Derniers morts au combat (selon WikipédiA)

Le dernier jour de guerre a fait près de 11 000 tués, blessés ou disparus, soit plus que lors d'une opération majeure comme le Jour J en 1944 (si ne sont comptabilisées que les pertes alliées). Certains soldats ont perdu la vie lors d'actions militaires décidées par des généraux qui savaient que l'armistice avait déjà été signé. Par exemple, le général Wright de la 89e division américaine prit la décision d'attaquer le village de Stenay afin que ses troupes puissent prendre un bain, ce qui engendra la perte de 300 hommes.
À 10 h 45 du matin, soit 15 minutes avant l'heure du cessez-le-feu, Augustin Trébuchon a été le dernier soldat français tué. Estafette de la 9e compagnie du 415e régiment de la 163e division d'infanterie, il est tué d'une balle dans la tête alors qu'il porte un message à son capitaine. Le dernier britannique, George Edwin Ellison a été tué à 9 h 30 alors qu'il faisait une reconnaissance non loin de Mons en Belgique. Le dernier soldat canadien a été George Lawrence Price, deux minutes avant l'armistice. Il a d'abord été enterré à Havré avant d'être transféré à Saint-Symphorien (Belgique), au cimetière militaire. La pierre tombale d'Havré est exposée au musée d’Histoire militaire de Mons. Enfin l'Américain Henry Gunther est généralement considéré comme le dernier soldat tué lors de la Première Guerre mondiale, 60 secondes avant l'heure d'armistice, alors qu'il chargeait des troupes allemandes étonnées parce qu'elles savaient le cessez-le-feu imminent.
La date de décès des morts français du 11 novembre a été antidatée au 10 novembre par les autorités militaires. Deux hypothèses expliquent cette décision. L'hypothèse symbolique : pour les autorités militaires, il n'était pas possible ou trop honteux de mourir le jour de la victoire ; l'hypothèse matérielle : cette décision a été prise dans de nombreux cas par des médecins ou les chefs directs des soldats morts après l'armistice (dans ce cas, les épouses ne touchaient pas les pensions de guerre) afin d'éviter toute forme de contestation sur l'attribution des pensions des veuves de guerre.

NOEL 28/10/2015 17:11

Un lien intéressant
http://secretdefense.blogs.liberation.fr/2008/11/11/x/

LES VOIVRES 88240 28/10/2015 11:15

Je ne pense pas non plus qu'il y ait eu beaucoup de tués après l'armistice.
Je vais essayer de retrouver ce livre

NOEL 28/10/2015 10:54

Comme écrit précédemment, je n'exonère pas les Armées de leurs responsabilités et j'admets très aisément que certaines initiatives de militaires n’ont pas (les exemples ne manqueraient pas, de tous temps et jusqu’à notre époque contemporaine) toujours été bonnes. Néanmoins, celle d'antidater la mort des combattants du dernier jour, celui de l'Armistice, permettant aux veuves de toucher une pension, me paraît tout à fait acceptable et respectable du point de vue humain. En matière de faux, on a connu bien pire depuis !

Vu sur un forum :
«... Augustin Trébuchon: "L'énigme du dernier tué de 14/18".
Non, ne voyez là aucune provocation ! Le dernier tué au combat ? Qui est-il ?
Robert Dubois, à 22 ans, à Sémandria le 29 novembre 1918 ?
Le dernier mort des suites de ses blessures ? Qui est-il ? Quelle Gueule cassée ? Quel gazé ?
Et l'interné de l’hôpital de Cadillac, décédé vers la fin des années 1970 sans avoir repris ses esprits, resté fou, n'était-il pas la dernière victime ? »
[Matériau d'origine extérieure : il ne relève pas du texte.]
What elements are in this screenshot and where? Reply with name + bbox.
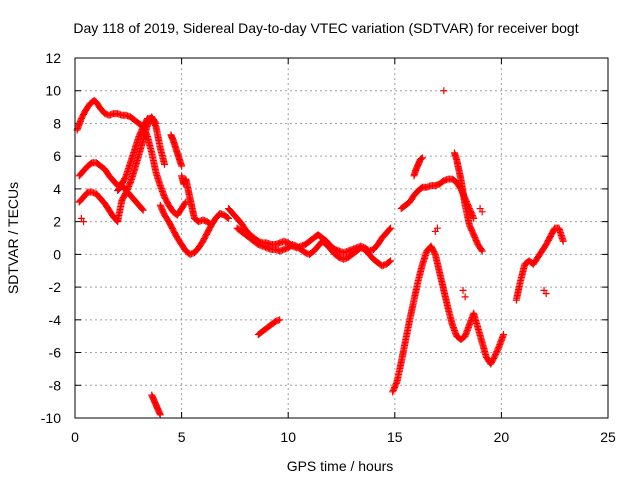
x-tick-label: 25 [600, 429, 616, 445]
y-tick-label: 0 [53, 246, 61, 262]
data-point [161, 160, 169, 168]
x-tick-label: 0 [71, 429, 79, 445]
data-point [477, 246, 485, 254]
y-tick-label: -6 [49, 345, 62, 361]
data-point [80, 218, 88, 226]
data-point [156, 411, 164, 419]
data-point [417, 155, 425, 163]
data-point [500, 331, 508, 339]
x-tick-label: 5 [178, 429, 186, 445]
y-tick-label: 2 [53, 214, 61, 230]
chart-title: Day 118 of 2019, Sidereal Day-to-day VTE… [73, 20, 578, 36]
y-tick-label: 10 [45, 83, 61, 99]
data-point [542, 290, 550, 298]
data-point [459, 286, 467, 294]
data-point [461, 293, 469, 301]
x-tick-label: 15 [387, 429, 403, 445]
x-axis-ticks: 0 5 10 15 20 25 [71, 58, 616, 445]
data-point [386, 225, 394, 233]
data-point [478, 208, 486, 216]
data-point [207, 221, 215, 229]
y-axis-label: SDTVAR / TECUs [5, 182, 21, 294]
data-point [387, 224, 395, 232]
data-point [478, 247, 486, 255]
x-tick-label: 10 [280, 429, 296, 445]
y-tick-label: 4 [53, 181, 61, 197]
data-point [181, 199, 189, 207]
x-axis-label: GPS time / hours [287, 458, 394, 474]
data-point [206, 220, 214, 228]
data-points [73, 87, 567, 419]
y-tick-label: 12 [45, 50, 61, 66]
y-tick-label: -8 [49, 377, 62, 393]
y-axis-ticks: -10 -8 -6 -4 -2 0 2 4 6 8 10 12 [41, 50, 608, 426]
y-tick-label: -2 [49, 279, 62, 295]
data-point [151, 118, 159, 126]
data-point [152, 119, 160, 127]
data-point [178, 162, 186, 170]
data-point [225, 214, 233, 222]
y-tick-label: -10 [41, 410, 61, 426]
data-point [385, 258, 393, 266]
data-point [559, 237, 567, 245]
data-point [419, 154, 427, 162]
y-tick-label: 8 [53, 115, 61, 131]
data-point [387, 257, 395, 265]
data-point [139, 206, 147, 214]
y-tick-label: 6 [53, 148, 61, 164]
data-point [138, 205, 146, 213]
data-point [276, 316, 284, 324]
y-tick-label: -4 [49, 312, 62, 328]
data-point [223, 214, 231, 222]
plot-frame [74, 57, 609, 419]
data-point [440, 87, 448, 95]
data-point [433, 224, 441, 232]
x-tick-label: 20 [494, 429, 510, 445]
grid-lines [75, 58, 608, 418]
Suite à pas mal de recherches, mais je me réjouirais de lire quelques pages du livre que vous souhaitez retrouver, il s'avère qu'il n'y aurait pas eu tant que cela de tués après l'Armistice. Naturellement, s'il y en a eu, c'est toujours trop (que dire des atrocités commises à la fin de la Guerre d'Algérie ?), surtout s'ils n'ont pas pu "bénéficier" de la mention « Mort pour la France » ou de droits leur revenant.
Clémenceau a dit : « Ils ont des droits sur nous »
http://mapage.noos.fr/moulinhg01/Histoire/1.guerre.mondiale/Clemenceau.nov17.html

LES VOIVRES 88240 27/10/2015 19:08

Les grands esprits se rencontrent, j'étais justement en train de faire un copier coller de cet article sur le blog quand j'ai vu l'annonce d'un message. Et c'était le votre.
je vais essayer de retrouver le livre il doit être au grenier qui parle d'attaques après 11 heures. Mais en partageant ce texte je pense que vous admettez que c'étaient, au moins dans certains cas, l'initiative de militaires.
rassurez vous je ne cherche pas à faire le procès de l'armée mais comme indiqué ici les états major savaient que l’armistice avait été signé à 5 h du matin

NOEL 27/10/2015 10:04

« Comme ces poilus de 14-18 qui avaient connu toute l'horreur de la Grande Guerre et qui ont été tués quelques minutes ou quelques heures après l'armistice, dans une dernière attaque suicide, ordonnée par un état-major imbécile voulant grignoter un ou deux mètres de terrain supplémentaires pour essayer d'avoir plus de poids lors des négociations. » : je suis tout à fait d'accord mais je veux tout de même rappeler, tout en ne les exonérant pas de leurs responsabilités, que les Armées exécutent - en principe - ce que leur ordonne le Gouvernement... composé essentiellement de civils, ce qui est encore vrai aujourd'hui, depuis une "reprise en mains" assez récente du pouvoir civil sur le pouvoir militaire.

Souhaitons pour Les Voivres « un village français » et vosgien qui résiste sans doute de son mieux pour le moment, ne sombre pas dans toutes sortes de tempêtes qui menacent irrémédiablement.

Pierre de Ronsard (1524-1585)
Elégies, XXIV

"Contre les bûcherons de la forêt de Gastine"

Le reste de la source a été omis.